Centcom: "Colpiti 10 obiettivi nella notte"

“Questa notte, caccia della Marina e dell'Aeronautica americana hanno effettuato attacchi contro 10 obiettivi militari iraniani in diverse località all'interno e nei pressi dello Stretto di Hormuz, in risposta all'attacco con droni dell'Iran contro la petroliera Kiku" ha fatto sapere il Comando Centrale Usa Centcom, aggiungendo che i raid hanno colpito infrastrutture di sorveglianza militare, sistemi di comunicazione, postazioni di difesa aerea, depositi di droni e capacità di posa di mine. "Dopo gli attacchi americani di venerdì in risposta all'offensiva iraniana contro la nave Ever Lovely, all'Iran è stata offerta l'opportunità di rispettare l'accordo di cessate il fuoco, tuttavia il Paese ha scelto di non farlo quando ieri ha lanciato un drone contro la petroliera Kiku".
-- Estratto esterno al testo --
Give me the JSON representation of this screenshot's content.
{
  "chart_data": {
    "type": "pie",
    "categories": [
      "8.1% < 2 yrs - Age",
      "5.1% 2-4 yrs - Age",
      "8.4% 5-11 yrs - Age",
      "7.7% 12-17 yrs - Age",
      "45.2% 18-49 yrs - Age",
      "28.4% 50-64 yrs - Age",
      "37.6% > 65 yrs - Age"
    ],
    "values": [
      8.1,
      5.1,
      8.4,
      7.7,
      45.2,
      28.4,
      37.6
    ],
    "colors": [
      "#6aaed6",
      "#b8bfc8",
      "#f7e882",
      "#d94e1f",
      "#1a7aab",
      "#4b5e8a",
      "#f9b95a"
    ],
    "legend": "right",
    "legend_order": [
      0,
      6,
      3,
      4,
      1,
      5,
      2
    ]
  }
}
"Velivoli Usa hanno attaccato siti iraniani usati come depositi di missili e droni, radar costieri, per aver violato ancora una volta l'accordo di cessate il fuoco!", ha scritto il Presidente Trump tornando a usare parole durissime contro gli uomini del regime di Teheran  che "è altamente improbabile che riusciranno mai a imparare" e "potrebbe arrivare un momento in cui potremmo non essere più in grado di essere razionali e trovarci costretti a concludere" con la forza "militare il lavoro che abbiamo iniziato con tanto successo e se accadesse, la Repubblica islamica dell'Iran smetterebbe di esistere".

Pasdaran: "Basi Usa vivranno un inferno"

Teheran dal suo canto ha preso di mira i vicini con lancio di missili e droni su Kuwait e Bahrain.  I Guardiani della Rivoluzione hanno dichiarato che la loro marina e la loro aeronautica hanno lanciato missili balistici e droni contro la base aerea statunitense di Ali Al Salem in Kuwait e contro la Quinta Flotta Navale statunitense a Port Salman, nella capitale del Bahrein, a Manama. Nei due Paese le difese aeree sono risuonate a più riprese costringendo la popolazione a rifugiarsi. “Le basi Usa nella regione del Golfo vivranno un inferno nei prossimi giorni. Qualsiasi aggressione nemica, qualunque sia il pretesto, anche contro obiettivi insignificanti  riceverà una risposta implacabile", hanno minacciato i Pasdaran

"I feroci attacchi statunitensi contro le strutture iraniane sulle coste meridionali del Paese, avvenuti nelle prime ore di domenica, hanno dimostrato che questo regime non attribuisce alcun valore né credibilità ai propri impegni e che la violazione degli accordi fa parte della sua natura" ha affermato anche il ministero degli Esteri iraniano in un comunicato, sottolineando che gli attacchi Usa violano la Carta delle Nazioni Unite e il protocollo d'intesa recentemente firmato tra i due paesi, e che "l'Iran è determinato a difendere la propria sovranità nazionale e l'integrità territoriale contro le aggressioni militari statunitensi".

Il ministero degli Esteri del Bahrain invece ha condannato gli attacchi iraniani delle scorse ore, definendoli una "pericolosa escalation". Il ministero ha espresso la "più ferma condanna" per i recenti attacchi missilistici e con droni da parte dell'Iran, affermando che violano la sovranità del Paese del Golfo”. L'esercito del Bahrein ha dichiarato di aver "intercettato e distrutto una serie di proiettili utilizzati in questi perfidi attacchi iraniani", aggiungendo di essere in "massima allerta". Il ministero dell'Interno del Bahrain ha dichiarato che "a seguito dell'aggressione iraniana, un edificio residenziale nel governatorato di Al-Muharraq è stato danneggiato, senza tuttavia causare vittime".